Regional | Rotorua

Rotorua real estate agent offers te reo signs in bid to encourage Māori homeowners

First National real estate agent Andrea Fenton has produced bilingual signs in te reo and English for her listings.

Gen Z wahine-Māori Andrea Fenton is working to show homeownership is achievable in her community.

The 27-year-old real estate agent with First National Rotorua has decided to use te reo on some of her marketing signs, and says her policy is to empower indigenous homeowners by working within a kanohi-ki-te-kanohi (face-to-face) model.

The te reo signs have made a splash in Rotorua, with praise from the mayor and one seller saying, “We’re a bilingual country and we need te reo to be out there.”

Fenton has three young children and is of Ngāti Whātua, while her partner is Te Arawa. They are renting while they work towards the goal of buying a home.

She said she wanted to change the perception she believed some people held that home ownership was only for Pākehā or the rich.

Latest Stats NZ figures from 2021 found about 1.4 million New Zealanders lived in houses they did not own. Pacific peoples and Māori were less likely to own their home or hold it in a family trust than other ethnic groups.

“I got into real estate to find and gain knowledge so that I could pass that information on to our next generations, to my friends and whānau who don’t even think home ownership is a possibility.”

Beginning in real estate as an administrator in 2021, she moved into selling houses at the start of this year.

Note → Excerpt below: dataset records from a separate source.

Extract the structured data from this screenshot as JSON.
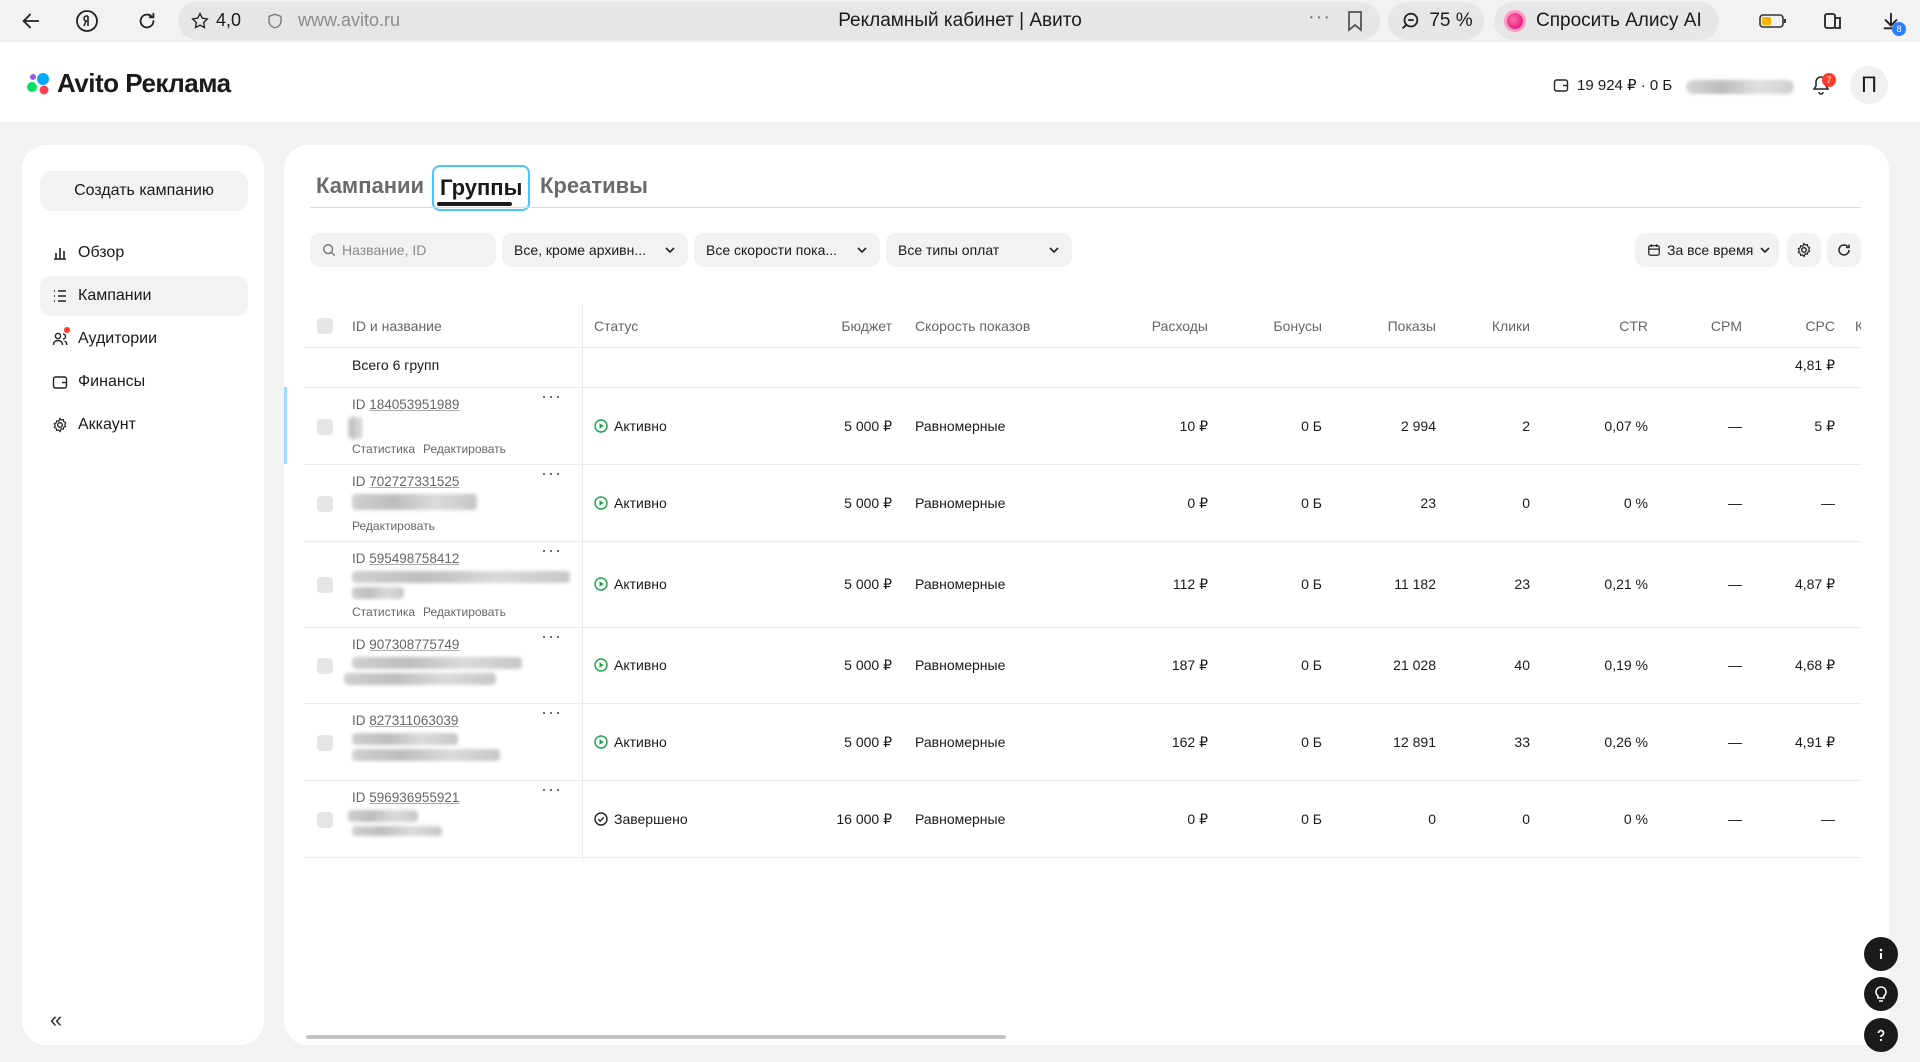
{
  "browser": {
    "rating": "4,0",
    "url": "www.avito.ru",
    "page_title": "Рекламный кабинет | Авито",
    "zoom": "75 %",
    "alisa": "Спросить Алису AI",
    "downloads_badge": "8"
  },
  "header": {
    "logo": "Avito Реклама",
    "balance": "19 924 ₽ · 0 Б",
    "notifications": "7",
    "avatar_letter": "П"
  },
  "sidebar": {
    "create_button": "Создать кампанию",
    "items": [
      {
        "label": "Обзор",
        "icon": "chart-icon"
      },
      {
        "label": "Кампании",
        "icon": "list-icon"
      },
      {
        "label": "Аудитории",
        "icon": "users-icon"
      },
      {
        "label": "Финансы",
        "icon": "wallet-icon"
      },
      {
        "label": "Аккаунт",
        "icon": "gear-icon"
      }
    ],
    "active_item": "Кампании"
  },
  "tabs": {
    "items": [
      "Кампании",
      "Группы",
      "Креативы"
    ],
    "active": "Группы"
  },
  "filters": {
    "search_placeholder": "Название, ID",
    "status_filter": "Все, кроме архивн...",
    "speed_filter": "Все скорости пока...",
    "payment_filter": "Все типы оплат",
    "period": "За все время"
  },
  "table": {
    "columns": [
      "ID и название",
      "Статус",
      "Бюджет",
      "Скорость показов",
      "Расходы",
      "Бонусы",
      "Показы",
      "Клики",
      "CTR",
      "CPM",
      "CPC",
      "К"
    ],
    "total": {
      "label": "Всего 6 групп",
      "cpc": "4,81 ₽"
    },
    "id_prefix": "ID",
    "link_stats": "Статистика",
    "link_edit": "Редактировать",
    "rows": [
      {
        "id": "184053951989",
        "status": "Активно",
        "budget": "5 000 ₽",
        "speed": "Равномерные",
        "spend": "10 ₽",
        "bonus": "0 Б",
        "shows": "2 994",
        "clicks": "2",
        "ctr": "0,07 %",
        "cpm": "—",
        "cpc": "5 ₽"
      },
      {
        "id": "702727331525",
        "status": "Активно",
        "budget": "5 000 ₽",
        "speed": "Равномерные",
        "spend": "0 ₽",
        "bonus": "0 Б",
        "shows": "23",
        "clicks": "0",
        "ctr": "0 %",
        "cpm": "—",
        "cpc": "—"
      },
      {
        "id": "595498758412",
        "status": "Активно",
        "budget": "5 000 ₽",
        "speed": "Равномерные",
        "spend": "112 ₽",
        "bonus": "0 Б",
        "shows": "11 182",
        "clicks": "23",
        "ctr": "0,21 %",
        "cpm": "—",
        "cpc": "4,87 ₽"
      },
      {
        "id": "907308775749",
        "status": "Активно",
        "budget": "5 000 ₽",
        "speed": "Равномерные",
        "spend": "187 ₽",
        "bonus": "0 Б",
        "shows": "21 028",
        "clicks": "40",
        "ctr": "0,19 %",
        "cpm": "—",
        "cpc": "4,68 ₽"
      },
      {
        "id": "827311063039",
        "status": "Активно",
        "budget": "5 000 ₽",
        "speed": "Равномерные",
        "spend": "162 ₽",
        "bonus": "0 Б",
        "shows": "12 891",
        "clicks": "33",
        "ctr": "0,26 %",
        "cpm": "—",
        "cpc": "4,91 ₽"
      },
      {
        "id": "596936955921",
        "status": "Завершено",
        "budget": "16 000 ₽",
        "speed": "Равномерные",
        "spend": "0 ₽",
        "bonus": "0 Б",
        "shows": "0",
        "clicks": "0",
        "ctr": "0 %",
        "cpm": "—",
        "cpc": "—"
      }
    ]
  },
  "colors": {
    "accent": "#4dc3ff",
    "active_status": "#1aa34a",
    "badge": "#ff3b30"
  }
}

“I have always believed in working from the bottom to the top. I didn’t want to jump straight into sales. For me, it was really important to learn about the foundation and gain more of an understanding of the industry before jumping straight out on my own.

“Stepping into a world that’s predominantly a Pākehā industry, as well as mostly older people, was scary for me. I didn’t know many friends or whānau that owned their own home and, being Māori, we were just happy renting.”

‘Hallelujah’, says vendor

Jo-Anne Edmonds is selling her home on Ngongotahā Rd with Fenton. She is of European heritage and her children are Māori. When she was offered a sign in te reo, she said her reaction was: “Hallelujah”.

“I thought finally, let’s go. Being part of the Rotorua community and the total immersion here, this is the direction we’re going. We’re a bilingual country.

Television presenter Scotty Morrison was MC when Rotorua became New Zealand's first bilingual city in 2017. Photo / Stephen Parker, NZ Herald

“It was great for me to learn those words in Māori so really, [Fenton] is extending my learning by having it and that’s going to get it out to the community as well.”

Matt Pryor, marketing manager at Whāriki - Māori Business Network Aotearoa said incorporating te reo in business reflected growing normalisation of te reo Māori, an official language of Aotearoa New Zealand.

“Using te reo in real estate signage is a way for more people to become familiar with the language in an easy-to-understand format. Te reo Māori is unique to Aotearoa New Zealand; using the language in everyday business activity demonstrates that our country is developing cultural maturity.”

Rotorua Mayor Tania Tapsell said it was great to see locals sharing Māori language in their business.

Rotorua Mayor Tania Tapsell. Photo / Laura Smith

“Rotorua was the first bilingual city in New Zealand, and 40 per cent of our population is Māori.

“Real estate is a challenging and competitive market at the moment so I congratulate Andrea on finding an innovative and uniquely Rotorua way to promote houses for sale.”

Te Tatau o Te Arawa’s deputy chair, Mariana Vercoe, said the iwi supported any initiative that celebrated te reo rangatira and commended Fenton on her ambition to help whānau Māori into home ownership. It contributed to Rotorua Reorua, a kaupapa that aimed to ensure te reo Māori, alongside the English language, was seen, heard and celebrated.

Vercoe said: “Ka wani kē koe, Andrea, me tō whakaaro rangatira. We mihi your initiative to enhance our rohe by producing bilingual signs which celebrate what makes Aotearoa stand out from the rest of the world and that is te ao Māori. You go, girl!”

Aleyna Martinez is a multimedia journalist based in the Bay of Plenty.